Economy Watch: Construction Costs Still Rising in Major Metros

Led by two California markets, all but one of the 12 major metros tracked by Rider Levett Bucknall posted an increase last year
Golden Gate Bridge of San Francisco
San Francisco registered the biggest jump in construction costs last year, according to Rider Levett Bucknall.

According to the Rider Levett Bucknall Quarterly Construction Cost Report for the fourth quarter of 2017, which was released recently, construction costs are rising across the country. It’s another confirmation of ancedotal evidence throughout the U.S. construction industry. 

In fact, the year-over-year rate of growth in 12 major metros tracked by the report was negative only in Honolulu, where costs declined 0.51 percent for the year. That’s a market which, in any case, is almost an expensive as New York or San Francisco, currently the priciest for construction.

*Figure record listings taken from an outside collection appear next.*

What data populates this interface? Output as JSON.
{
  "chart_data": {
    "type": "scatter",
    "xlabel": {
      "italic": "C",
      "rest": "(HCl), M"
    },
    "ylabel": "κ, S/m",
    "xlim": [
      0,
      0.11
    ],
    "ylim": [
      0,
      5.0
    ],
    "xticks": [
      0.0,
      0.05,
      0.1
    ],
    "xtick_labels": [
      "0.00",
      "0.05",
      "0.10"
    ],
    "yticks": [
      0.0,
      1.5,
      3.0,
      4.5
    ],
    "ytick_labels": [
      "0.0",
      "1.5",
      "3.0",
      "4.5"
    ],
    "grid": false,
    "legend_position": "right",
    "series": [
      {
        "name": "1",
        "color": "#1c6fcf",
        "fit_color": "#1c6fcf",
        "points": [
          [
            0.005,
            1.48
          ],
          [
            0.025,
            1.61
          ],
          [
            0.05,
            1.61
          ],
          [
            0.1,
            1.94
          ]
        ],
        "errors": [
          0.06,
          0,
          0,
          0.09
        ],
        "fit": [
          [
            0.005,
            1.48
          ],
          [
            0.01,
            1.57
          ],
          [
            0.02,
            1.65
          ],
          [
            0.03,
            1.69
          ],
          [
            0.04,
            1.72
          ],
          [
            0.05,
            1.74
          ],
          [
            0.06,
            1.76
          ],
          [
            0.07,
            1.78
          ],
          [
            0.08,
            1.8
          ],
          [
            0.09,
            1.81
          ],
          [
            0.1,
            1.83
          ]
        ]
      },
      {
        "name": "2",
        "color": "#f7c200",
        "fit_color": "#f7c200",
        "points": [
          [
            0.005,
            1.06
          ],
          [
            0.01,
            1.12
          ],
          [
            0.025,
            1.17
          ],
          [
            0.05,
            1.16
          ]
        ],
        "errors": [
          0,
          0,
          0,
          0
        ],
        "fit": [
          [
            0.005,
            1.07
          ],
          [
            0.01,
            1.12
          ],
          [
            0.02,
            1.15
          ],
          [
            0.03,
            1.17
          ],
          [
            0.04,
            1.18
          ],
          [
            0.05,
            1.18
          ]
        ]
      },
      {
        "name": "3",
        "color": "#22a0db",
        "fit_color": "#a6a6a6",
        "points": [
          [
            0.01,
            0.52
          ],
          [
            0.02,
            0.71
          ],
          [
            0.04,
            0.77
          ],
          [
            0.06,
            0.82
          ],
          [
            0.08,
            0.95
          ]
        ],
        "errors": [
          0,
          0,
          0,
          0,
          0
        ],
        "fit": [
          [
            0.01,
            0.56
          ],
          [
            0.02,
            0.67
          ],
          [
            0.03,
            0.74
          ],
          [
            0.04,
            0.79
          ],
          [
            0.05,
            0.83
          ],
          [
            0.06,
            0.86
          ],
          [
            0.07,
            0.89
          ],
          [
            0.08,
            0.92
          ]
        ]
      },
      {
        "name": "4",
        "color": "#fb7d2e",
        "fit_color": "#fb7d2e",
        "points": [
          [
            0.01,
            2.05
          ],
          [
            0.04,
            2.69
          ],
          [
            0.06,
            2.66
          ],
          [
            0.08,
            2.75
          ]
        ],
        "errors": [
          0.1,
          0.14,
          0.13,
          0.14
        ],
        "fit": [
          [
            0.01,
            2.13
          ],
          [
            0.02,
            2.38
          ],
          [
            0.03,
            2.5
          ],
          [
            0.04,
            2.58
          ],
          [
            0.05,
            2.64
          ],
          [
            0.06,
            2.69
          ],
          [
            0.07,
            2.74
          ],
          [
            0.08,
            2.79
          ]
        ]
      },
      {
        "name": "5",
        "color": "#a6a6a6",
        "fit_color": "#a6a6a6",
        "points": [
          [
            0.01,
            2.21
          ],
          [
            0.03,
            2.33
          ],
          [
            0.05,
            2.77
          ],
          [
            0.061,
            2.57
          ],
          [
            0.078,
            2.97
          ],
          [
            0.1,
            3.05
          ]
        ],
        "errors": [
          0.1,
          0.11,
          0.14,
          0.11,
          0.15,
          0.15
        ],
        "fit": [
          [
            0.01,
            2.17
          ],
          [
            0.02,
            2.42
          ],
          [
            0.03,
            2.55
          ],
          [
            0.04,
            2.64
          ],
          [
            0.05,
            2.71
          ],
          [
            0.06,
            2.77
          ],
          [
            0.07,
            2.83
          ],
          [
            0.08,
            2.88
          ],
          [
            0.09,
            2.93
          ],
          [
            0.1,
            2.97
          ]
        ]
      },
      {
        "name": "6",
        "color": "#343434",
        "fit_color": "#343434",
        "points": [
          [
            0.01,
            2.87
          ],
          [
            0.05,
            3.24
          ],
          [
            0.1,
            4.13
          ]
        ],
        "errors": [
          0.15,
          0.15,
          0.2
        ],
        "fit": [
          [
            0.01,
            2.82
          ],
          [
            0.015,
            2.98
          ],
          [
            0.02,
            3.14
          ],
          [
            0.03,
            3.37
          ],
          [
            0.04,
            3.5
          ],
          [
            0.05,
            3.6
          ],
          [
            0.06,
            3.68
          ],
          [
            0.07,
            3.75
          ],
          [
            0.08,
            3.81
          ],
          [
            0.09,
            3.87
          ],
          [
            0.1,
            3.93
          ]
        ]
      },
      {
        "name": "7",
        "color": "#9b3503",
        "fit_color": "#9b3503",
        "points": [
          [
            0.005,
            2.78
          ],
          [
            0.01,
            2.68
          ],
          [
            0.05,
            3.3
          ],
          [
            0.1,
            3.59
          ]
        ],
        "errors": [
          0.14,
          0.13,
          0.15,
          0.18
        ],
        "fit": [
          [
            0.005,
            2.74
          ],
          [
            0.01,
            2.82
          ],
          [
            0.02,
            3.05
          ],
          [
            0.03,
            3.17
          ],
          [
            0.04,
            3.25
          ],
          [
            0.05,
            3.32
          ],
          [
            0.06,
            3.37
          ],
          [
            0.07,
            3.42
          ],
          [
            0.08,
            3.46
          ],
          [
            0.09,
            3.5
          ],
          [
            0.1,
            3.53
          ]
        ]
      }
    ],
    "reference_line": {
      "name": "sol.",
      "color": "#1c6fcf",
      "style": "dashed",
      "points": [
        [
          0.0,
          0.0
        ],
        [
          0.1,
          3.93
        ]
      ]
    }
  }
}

The highest annual increase was, unsurprisingly, San Francisco, with construction costs up 7.63 percent. Los Angeles came in a close second, posting a  7.08 percent year-over-year hike. Also above 5 percent: Portland, Ore. (5.76 percent), Chicago (5.33 percent), and Seattle (5.21 percent). The other metros mostly fell between 3 percent and 4 percent increases.

Between last July 1 and Oct. 1, average construction costs increased about 1 percent nationally. Several markets recorded increases higher than one percent, including Chicago, Denver, Las Vegas, Los Angeles, Phoenix, and Portland. On the other hand, Boston, Honolulu, New York, San Francisco, Seattle, and Washington, D.C., all saw increases of less than 1 percent.

The report tracks the true bid cost of construction, which includes, in addition to labor and materials, general contractor and subcontractor overhead costs and fees (profit), according to Rider Levett Bucknall. It also includes applicable sales/use taxes typical of ‘standard’ construction contracts.